Five data leak nightmares

When Home Depot lost a laptop containing personal information on 10000 employees, it was just the latest in a string of high-profile data-leak incidents.
Jeff Vance (Network World) 08 January, 2008 10:20:34

Nightmare five: Downsizing disasters - Data theft increases during mergers, layoffs and reorganizations

When a company announces a merger - or worse, downsizing - employee loyalty can be undermined. "The amount of data offloading during these events is huge," says Robert Yonowitz, a partner with Fisher & Phillips, a law firm that specializes in labor and employment law.

Often, organizations plan poorly for these events, worsening the problem. For example, if a company announces a 10% staff reduction but doesn't say who is safe and who isn't, then the risk of data theft goes up significantly.

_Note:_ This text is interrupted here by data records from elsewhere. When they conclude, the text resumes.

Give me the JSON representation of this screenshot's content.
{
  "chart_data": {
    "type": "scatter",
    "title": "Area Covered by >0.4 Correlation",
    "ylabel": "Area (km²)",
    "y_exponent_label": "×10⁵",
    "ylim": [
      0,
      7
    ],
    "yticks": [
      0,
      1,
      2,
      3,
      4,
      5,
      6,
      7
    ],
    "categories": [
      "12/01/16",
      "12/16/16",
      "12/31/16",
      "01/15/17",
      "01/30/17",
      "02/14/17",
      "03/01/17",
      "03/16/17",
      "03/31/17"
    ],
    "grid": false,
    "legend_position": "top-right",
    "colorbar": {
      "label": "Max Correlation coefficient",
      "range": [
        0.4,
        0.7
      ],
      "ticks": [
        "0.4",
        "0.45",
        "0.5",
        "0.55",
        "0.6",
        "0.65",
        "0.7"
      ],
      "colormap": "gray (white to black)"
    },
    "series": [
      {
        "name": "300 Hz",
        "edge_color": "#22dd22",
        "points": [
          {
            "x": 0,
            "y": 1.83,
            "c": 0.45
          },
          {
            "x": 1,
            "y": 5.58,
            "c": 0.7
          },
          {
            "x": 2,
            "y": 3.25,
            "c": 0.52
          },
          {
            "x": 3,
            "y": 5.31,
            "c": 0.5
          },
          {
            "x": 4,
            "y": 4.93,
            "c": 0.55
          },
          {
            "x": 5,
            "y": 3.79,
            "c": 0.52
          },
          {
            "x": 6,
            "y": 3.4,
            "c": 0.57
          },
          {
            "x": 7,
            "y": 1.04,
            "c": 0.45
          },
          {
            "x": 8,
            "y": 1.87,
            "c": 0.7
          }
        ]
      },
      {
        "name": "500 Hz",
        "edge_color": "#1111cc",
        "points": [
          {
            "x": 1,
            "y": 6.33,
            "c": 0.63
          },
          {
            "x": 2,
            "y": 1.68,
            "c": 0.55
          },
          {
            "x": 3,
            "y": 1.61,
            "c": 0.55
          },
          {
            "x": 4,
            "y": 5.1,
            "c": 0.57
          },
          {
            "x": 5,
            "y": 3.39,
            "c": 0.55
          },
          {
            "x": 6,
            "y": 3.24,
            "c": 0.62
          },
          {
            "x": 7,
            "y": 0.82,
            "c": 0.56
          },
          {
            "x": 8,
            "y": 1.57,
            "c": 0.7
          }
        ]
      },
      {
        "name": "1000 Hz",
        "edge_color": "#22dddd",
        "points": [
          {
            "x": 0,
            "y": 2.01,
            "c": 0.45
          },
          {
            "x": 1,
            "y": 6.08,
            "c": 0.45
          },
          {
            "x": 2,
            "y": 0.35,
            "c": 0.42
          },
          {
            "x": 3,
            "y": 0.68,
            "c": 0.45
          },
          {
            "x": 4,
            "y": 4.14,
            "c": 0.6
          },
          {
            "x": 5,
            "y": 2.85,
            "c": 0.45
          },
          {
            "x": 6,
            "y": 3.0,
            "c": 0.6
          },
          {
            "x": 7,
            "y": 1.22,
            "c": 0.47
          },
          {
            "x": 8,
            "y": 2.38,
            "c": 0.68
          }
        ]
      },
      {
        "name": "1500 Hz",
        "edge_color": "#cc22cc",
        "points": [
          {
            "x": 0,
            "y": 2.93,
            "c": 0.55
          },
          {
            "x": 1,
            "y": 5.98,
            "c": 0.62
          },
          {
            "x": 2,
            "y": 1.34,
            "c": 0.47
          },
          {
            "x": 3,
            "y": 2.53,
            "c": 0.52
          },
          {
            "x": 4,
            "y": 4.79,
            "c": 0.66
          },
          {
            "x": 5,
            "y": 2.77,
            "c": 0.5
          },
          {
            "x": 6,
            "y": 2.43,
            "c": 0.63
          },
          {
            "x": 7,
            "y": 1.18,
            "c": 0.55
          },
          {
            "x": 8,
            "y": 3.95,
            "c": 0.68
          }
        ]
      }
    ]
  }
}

If your company isn't expecting to downsize or reorganize anytime soon, don't think that you can rest easy. The same dynamics are in place, albeit on a much smaller scale, any time key employees change jobs. When an employee leaves the company, that person has usually been planning for a month or two prior, which is when most data theft occurs.

According to Yonowitz, 90% of the data loss cases he sees involve customer lists. For instance, when marketing or sales representatives move to competitors, they often promise to bring business with them.

Business relationships fall into a nebulous area. Legally, the company owns the business relationship and the key information the employee gleaned while on the job, but the employee certainly has the right to maintain and update the personal relationships that underpin those larger business relationships.

It's OK, then, for an employee to announce a job change to key contacts. That person could very well be violating a non-compete clause, though, if the announcement is more like a solicitation.

The instances that companies lose sleep over, though, usually go well beyond relationship gray areas. "These cases aren't just about people taking names and addresses, but what I call the 'customer playbook,'" Yonowitz says. "These are things like buying habits, contract terms, expiration dates on those contracts, and the status of potential deals that haven't yet closed."

Time is of the essence in these cases. Yonowitz estimates that 90% of the damage is done within two weeks after the employee's departure. If you don't catch the data loss quickly and respond right away, the damage will already be done.